How Wal-Mart Can Make Small Pay Off in Big Ways
One avenue for capturing "low-end" customers doesn't depend on Walmart Express
Published in CSP Daily News
BENTONVILLE, Ark. -- Traditionally, Wal-Mart Stores Inc. serves customers who make less frequent stockup trips, with its large Supercenters located on the outskirts of a city. It hasn't been as effective in catering to buyer needs for easy access, for which they usually go to a traditional convenience store, said Forbes, commenting on the Bentonville, Ark.-based retail behemoth's fifth consecutive quarter of falling sales and declining profits.
Local convenience stores, dollar stores and grocery stores have been nibbling Wal-Mart's low-end customer base. Expanding its smaller-format network provides Wal-Mart with a great opportunity to win back those customers, the report said. By providing them with fresh inventory of food, consumables and other essential merchandise, the retailer can drive customers from alternative stores to its Neighborhood Markets and Walmart Express outlets.
The company last week announced that it has entered the third phase of its Walmart Express rollout, in which it will tether several of the c-store-like retail outlets logistically to Supercenters to act as distribution hubs for the local network.
"On May 2, we opened the first fully tethered Walmart Express store in North Carolina," Bill Simon, president and executive vice president of Walmart U.S., said during the company's first-quarter earnings call. "Customers are buying products, such as bicycles and swimming pools, which they can't traditionally get inside a 10,000-square foot box."
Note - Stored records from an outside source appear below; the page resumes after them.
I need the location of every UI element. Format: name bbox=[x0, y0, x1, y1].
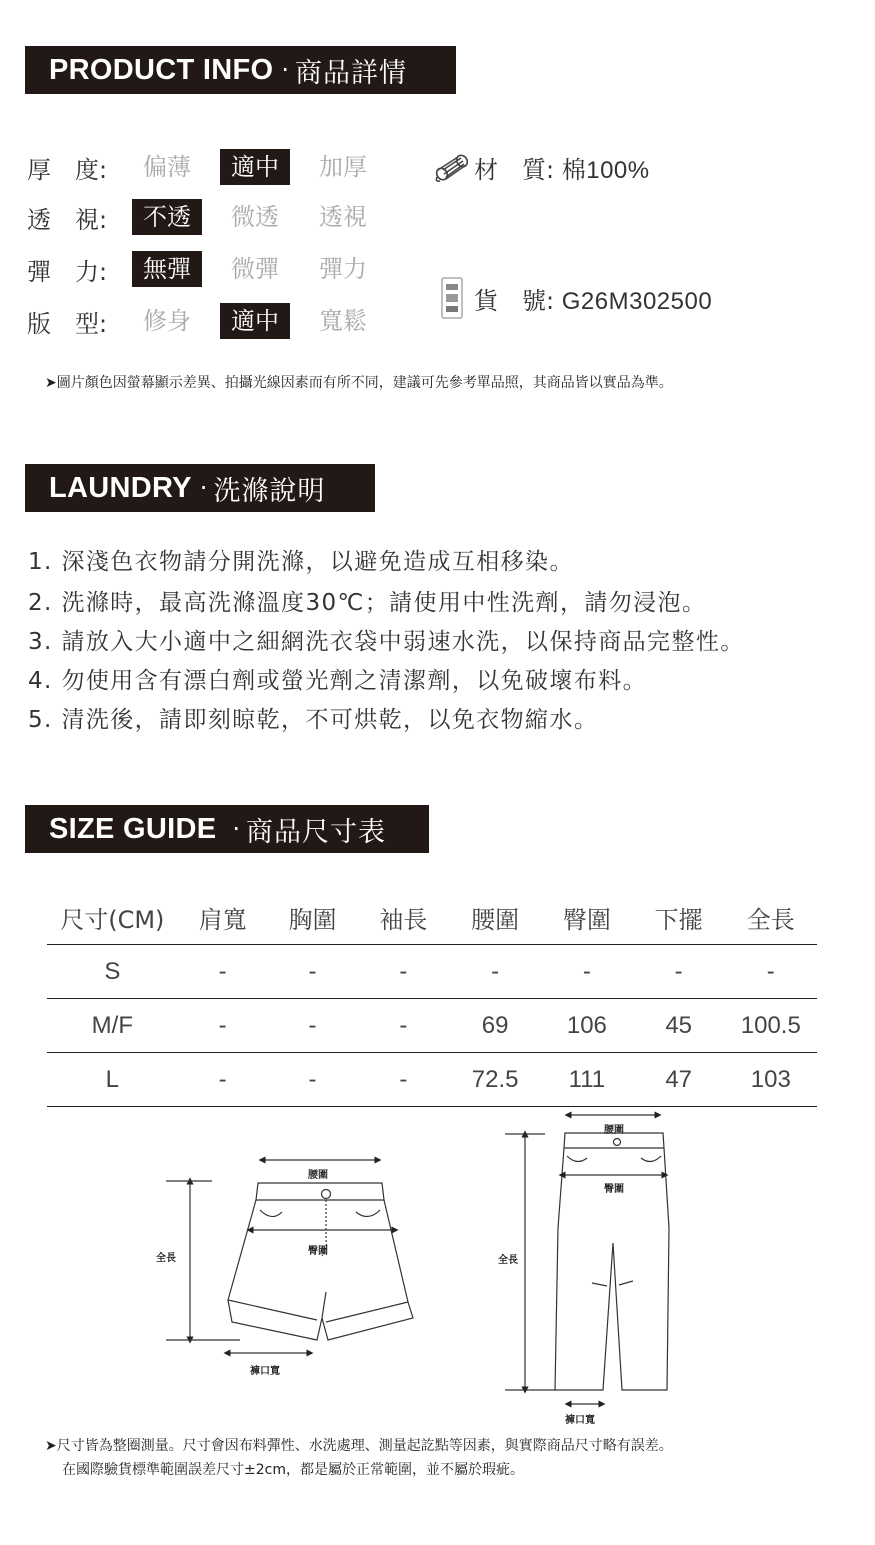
color-note-text: 圖片顏色因螢幕顯示差異、拍攝光線因素而有所不同，建議可先參考單品照，其商品皆以實品為準。 bbox=[56, 375, 673, 391]
size-row bbox=[47, 999, 817, 1053]
laundry-item: 4. 勿使用含有漂白劑或螢光劑之清潔劑，以免破壞布料。 bbox=[28, 668, 648, 694]
attribute-option: 偏薄 bbox=[143, 153, 191, 181]
size-value-cell: - bbox=[268, 999, 358, 1053]
pants-hem-label: 褲口寬 bbox=[565, 1415, 595, 1426]
attribute-option: 透視 bbox=[319, 203, 367, 231]
product-info-title-zh: 商品詳情 bbox=[294, 57, 407, 89]
col-header-sleeve: 袖長 bbox=[357, 890, 449, 945]
attribute-option: 適中 bbox=[220, 149, 290, 185]
laundry-item: 5. 清洗後，請即刻晾乾，不可烘乾，以免衣物縮水。 bbox=[28, 707, 599, 733]
size-value-cell: 106 bbox=[541, 999, 633, 1053]
shorts-waist-label: 腰圍 bbox=[308, 1170, 328, 1181]
pants-hip-label: 臀圍 bbox=[604, 1184, 624, 1195]
attribute-row bbox=[27, 301, 407, 341]
sku-value: G26M302500 bbox=[561, 288, 713, 315]
attribute-option: 寬鬆 bbox=[319, 307, 367, 335]
attribute-option: 微透 bbox=[231, 203, 279, 231]
size-value-cell: - bbox=[357, 999, 449, 1053]
pants-diagram bbox=[495, 1108, 695, 1408]
attribute-option: 修身 bbox=[143, 307, 191, 335]
size-value-cell: 100.5 bbox=[725, 999, 817, 1053]
col-header-shoulder: 肩寬 bbox=[178, 890, 268, 945]
size-value-cell: - bbox=[357, 1053, 449, 1107]
laundry-item: 1. 深淺色衣物請分開洗滌，以避免造成互相移染。 bbox=[28, 549, 574, 575]
attribute-row bbox=[27, 249, 407, 289]
color-note bbox=[45, 372, 673, 392]
size-label-cell: M/F bbox=[47, 999, 178, 1053]
attribute-option: 不透 bbox=[132, 199, 202, 235]
col-header-chest: 胸圍 bbox=[268, 890, 358, 945]
col-header-hem: 下擺 bbox=[633, 890, 725, 945]
size-note-text: 尺寸皆為整圈測量。尺寸會因布料彈性、水洗處理、測量起訖點等因素，與實際商品尺寸略有誤差。 bbox=[56, 1438, 673, 1454]
attribute-row bbox=[27, 147, 407, 187]
size-note-line1 bbox=[45, 1435, 673, 1455]
size-label-cell: S bbox=[47, 945, 178, 999]
size-value-cell: 72.5 bbox=[449, 1053, 541, 1107]
size-value-cell: - bbox=[541, 945, 633, 999]
attribute-option: 微彈 bbox=[231, 255, 279, 283]
col-header-length: 全長 bbox=[725, 890, 817, 945]
shorts-hip-label: 臀圍 bbox=[308, 1246, 328, 1257]
attribute-label: 版 型: bbox=[27, 309, 108, 338]
thread-spool-icon bbox=[434, 150, 472, 184]
arrow-icon: ➤ bbox=[45, 1438, 57, 1454]
size-table bbox=[47, 890, 817, 1107]
material-label: 材 質: bbox=[474, 156, 555, 184]
size-value-cell: - bbox=[268, 945, 358, 999]
product-info-header bbox=[25, 46, 456, 94]
material-value: 棉100% bbox=[561, 157, 650, 184]
size-value-cell: 45 bbox=[633, 999, 725, 1053]
header-separator: · bbox=[232, 815, 240, 843]
size-table-body bbox=[47, 945, 817, 1107]
sku-spec bbox=[474, 281, 712, 316]
attribute-label: 厚 度: bbox=[27, 155, 108, 184]
pants-waist-label: 腰圍 bbox=[604, 1125, 624, 1136]
size-value-cell: - bbox=[725, 945, 817, 999]
laundry-header bbox=[25, 464, 375, 512]
size-label-cell: L bbox=[47, 1053, 178, 1107]
size-guide-title-en: SIZE GUIDE bbox=[49, 812, 217, 845]
laundry-title-zh: 洗滌說明 bbox=[213, 475, 326, 507]
attribute-option: 加厚 bbox=[319, 153, 367, 181]
attribute-label: 透 視: bbox=[27, 205, 108, 234]
size-row bbox=[47, 1053, 817, 1107]
size-note-line2: 在國際驗貨標準範圍誤差尺寸±2cm，都是屬於正常範圍，並不屬於瑕疵。 bbox=[62, 1462, 524, 1478]
laundry-item: 2. 洗滌時，最高洗滌溫度30℃；請使用中性洗劑，請勿浸泡。 bbox=[28, 590, 707, 616]
pants-length-label: 全長 bbox=[498, 1255, 518, 1266]
size-value-cell: 103 bbox=[725, 1053, 817, 1107]
size-value-cell: - bbox=[268, 1053, 358, 1107]
size-value-cell: - bbox=[178, 945, 268, 999]
size-value-cell: - bbox=[449, 945, 541, 999]
header-separator: · bbox=[281, 56, 289, 84]
product-info-title-en: PRODUCT INFO bbox=[49, 53, 274, 86]
attribute-option: 適中 bbox=[220, 303, 290, 339]
size-value-cell: - bbox=[178, 1053, 268, 1107]
attribute-label: 彈 力: bbox=[27, 257, 108, 286]
size-value-cell: 111 bbox=[541, 1053, 633, 1107]
col-header-hip: 臀圍 bbox=[541, 890, 633, 945]
shorts-diagram bbox=[150, 1150, 430, 1380]
size-value-cell: 47 bbox=[633, 1053, 725, 1107]
size-value-cell: - bbox=[633, 945, 725, 999]
size-row bbox=[47, 945, 817, 999]
shorts-hem-label: 褲口寬 bbox=[250, 1366, 280, 1377]
col-header-waist: 腰圍 bbox=[449, 890, 541, 945]
attribute-option: 無彈 bbox=[132, 251, 202, 287]
size-guide-title-zh: 商品尺寸表 bbox=[246, 816, 386, 848]
laundry-item: 3. 請放入大小適中之細網洗衣袋中弱速水洗，以保持商品完整性。 bbox=[28, 629, 745, 655]
size-value-cell: 69 bbox=[449, 999, 541, 1053]
size-table-header-row bbox=[47, 890, 817, 945]
size-guide-header bbox=[25, 805, 429, 853]
laundry-title-en: LAUNDRY bbox=[49, 471, 192, 504]
col-header-size: 尺寸(CM) bbox=[47, 890, 178, 945]
size-value-cell: - bbox=[178, 999, 268, 1053]
sku-label: 貨 號: bbox=[474, 287, 555, 315]
shorts-length-label: 全長 bbox=[156, 1253, 176, 1264]
tag-icon bbox=[440, 276, 466, 320]
size-value-cell: - bbox=[357, 945, 449, 999]
arrow-icon: ➤ bbox=[45, 375, 57, 391]
material-spec bbox=[474, 150, 650, 185]
attribute-option: 彈力 bbox=[319, 255, 367, 283]
attribute-row bbox=[27, 197, 407, 237]
header-separator: · bbox=[199, 474, 208, 502]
Wal-Mart is planning to open approximately 115 supercenters and as many as 200 Neighborhood Markets and 100 Walmart Express stores this year, said Simon. The company also is testing several college-based convenience store-type retail outlets called Walmart on Campus and recently opened its first true gasoline convenience store, called Walmart to Go. The company called it a "one-off project."
The widespread network of dollar stores and space constraints in urban areas can be a roadblock, Forbes said. To prevent this, Wal-Mart should consider buying one of the dollar store chains, such as Family Dollar.
With Family Dollar's market capitalization of $7.4 billion and revenues of approximately $10 billion, it would be a small transaction for Wal-Mart, for which it will receive 7,500 stores across the nation, the report said. Out of all the three leading dollar chains, Family Dollar has the minimum locations of store overlaps with Wal-Mart, which makes it the most viable acquisition option.
Citing Credit Suisse analyst Michael Exstein, who earlier this year advised Wal-Mart's CEO to acquire Family Dollar, the Forbes report said that only 19% of Wal-Mart stores are within a one-mile radius of a Family Dollar store. On the other hand, this figure is 29% for Dollar General and 49% for Dollar Tree.
Buying Family Dollar will give Wal-Mart an existing network of smaller stores with fewer concerns of self-cannibalization, said the report. Moreover, it will reduce the retailer's potential competition considerably in urban markets. If Wal-Mart buys Family Dollar, its smaller-format network can start contributing significantly a lot sooner.